The Tsuur (Chinese name: 苏尔; Tuvan name: шоор) is a grass flute, made of the stalk of a grass traditionally, similar to many flutes, is a Tuva instrument and was included in the non-material cultural protection project in 2007 by UNESCO.
The Tsuur found at Kanas Lake, in northwest China, is made of hollowed out stalks (reeds) of the genus Polygonaceae, which is called 'Mandalesi' by the local Tuvans. It is 50 cm in length and has 3 holes, the tube is rough and not regular. On the other hand, the Tsuur tube found in the Republic of Tuva (Russian Federation) has five sound holes (and at present in their tradition, the tube body is made exclusively of PVC tubing). Hollow, slender, the shape of the instrument is similar to the Chinese Xiao. The materials used to make Tsuur are particular: they cannot be too thick or too thin.

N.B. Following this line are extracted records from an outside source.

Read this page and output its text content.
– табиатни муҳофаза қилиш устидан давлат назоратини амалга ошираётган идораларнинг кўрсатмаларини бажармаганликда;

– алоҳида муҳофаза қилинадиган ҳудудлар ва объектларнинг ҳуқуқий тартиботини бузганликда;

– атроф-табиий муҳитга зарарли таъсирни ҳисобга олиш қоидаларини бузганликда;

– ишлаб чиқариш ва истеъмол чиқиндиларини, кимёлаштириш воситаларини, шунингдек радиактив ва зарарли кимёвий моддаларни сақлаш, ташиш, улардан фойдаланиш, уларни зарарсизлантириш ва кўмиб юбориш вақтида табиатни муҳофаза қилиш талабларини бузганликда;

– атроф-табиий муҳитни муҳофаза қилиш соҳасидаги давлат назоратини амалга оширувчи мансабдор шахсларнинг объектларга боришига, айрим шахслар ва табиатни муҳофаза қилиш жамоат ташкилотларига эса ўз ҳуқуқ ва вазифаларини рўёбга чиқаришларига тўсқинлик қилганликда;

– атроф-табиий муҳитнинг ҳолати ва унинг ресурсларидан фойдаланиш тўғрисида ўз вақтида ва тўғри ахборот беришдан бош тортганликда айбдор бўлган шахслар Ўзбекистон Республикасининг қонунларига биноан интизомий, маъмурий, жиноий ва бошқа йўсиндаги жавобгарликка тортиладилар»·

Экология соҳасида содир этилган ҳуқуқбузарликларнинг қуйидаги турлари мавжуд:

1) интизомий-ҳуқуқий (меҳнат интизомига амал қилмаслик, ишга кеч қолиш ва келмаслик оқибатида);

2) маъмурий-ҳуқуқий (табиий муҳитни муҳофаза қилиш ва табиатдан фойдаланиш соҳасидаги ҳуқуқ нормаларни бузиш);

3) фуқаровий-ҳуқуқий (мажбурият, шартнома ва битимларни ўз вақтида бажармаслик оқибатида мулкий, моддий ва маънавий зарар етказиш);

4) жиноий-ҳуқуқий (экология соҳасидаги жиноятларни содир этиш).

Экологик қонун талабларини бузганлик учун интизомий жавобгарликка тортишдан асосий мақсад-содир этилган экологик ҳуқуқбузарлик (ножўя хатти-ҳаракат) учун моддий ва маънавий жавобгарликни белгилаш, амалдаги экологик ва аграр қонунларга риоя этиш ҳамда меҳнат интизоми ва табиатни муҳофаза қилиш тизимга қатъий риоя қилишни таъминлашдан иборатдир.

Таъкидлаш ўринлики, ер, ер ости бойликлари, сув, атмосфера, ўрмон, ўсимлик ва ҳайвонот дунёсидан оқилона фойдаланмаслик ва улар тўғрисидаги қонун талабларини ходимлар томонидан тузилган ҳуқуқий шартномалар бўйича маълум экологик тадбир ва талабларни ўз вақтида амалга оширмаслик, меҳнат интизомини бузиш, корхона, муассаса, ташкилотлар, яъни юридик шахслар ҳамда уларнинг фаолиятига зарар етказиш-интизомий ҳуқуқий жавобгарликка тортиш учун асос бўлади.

There are three round holes in the pipe body, and the distance and size are very neatly positioned. The first hole has a distance of four fingers from the second hole, and the third hole is four fingers away from the second hole.
Radik Performing Tsuur During Studio Session
When playing the Tsuur, the tube body should be vertical, with two hands holding it, and the two index fingers and the middle finger respectively controlling the three sound holes. The upper end of the tube sits close to the performer's lower lip from where the sound is emitted. According to experts, "Tsuur" is what was regarded as the famous "Hujia" in ancient China and has a long history.
The Legend of Arbu and his Tsuur:
Once upon a time, there was a Tuva old man named Arbu, who created the Tsuur, and he could stay up all night playing it. The locals said that he was not ordinary, and he called him ‘Tsuur ghost’. When Arbu was 60, he married a 30-year-old wife who was moved by the sound of the flute. Later, when he went hunting in the mountains, he only played and did not hunt down any animals. Finally, after a long time, his wife said, ‘the trees are old, the leaves are gone, can the sparrows go up and down? After listening to this, Arbu decided to leave, and while he was walking, he expressed his sorrow with the Tsuur. As a result, the wild sheep and deer along the mountains were attracted near to him by his music, and upon seeing this, his wife’s heart melted and she ran back to him. Following, she urged him to return home and together they lived happily thereafter.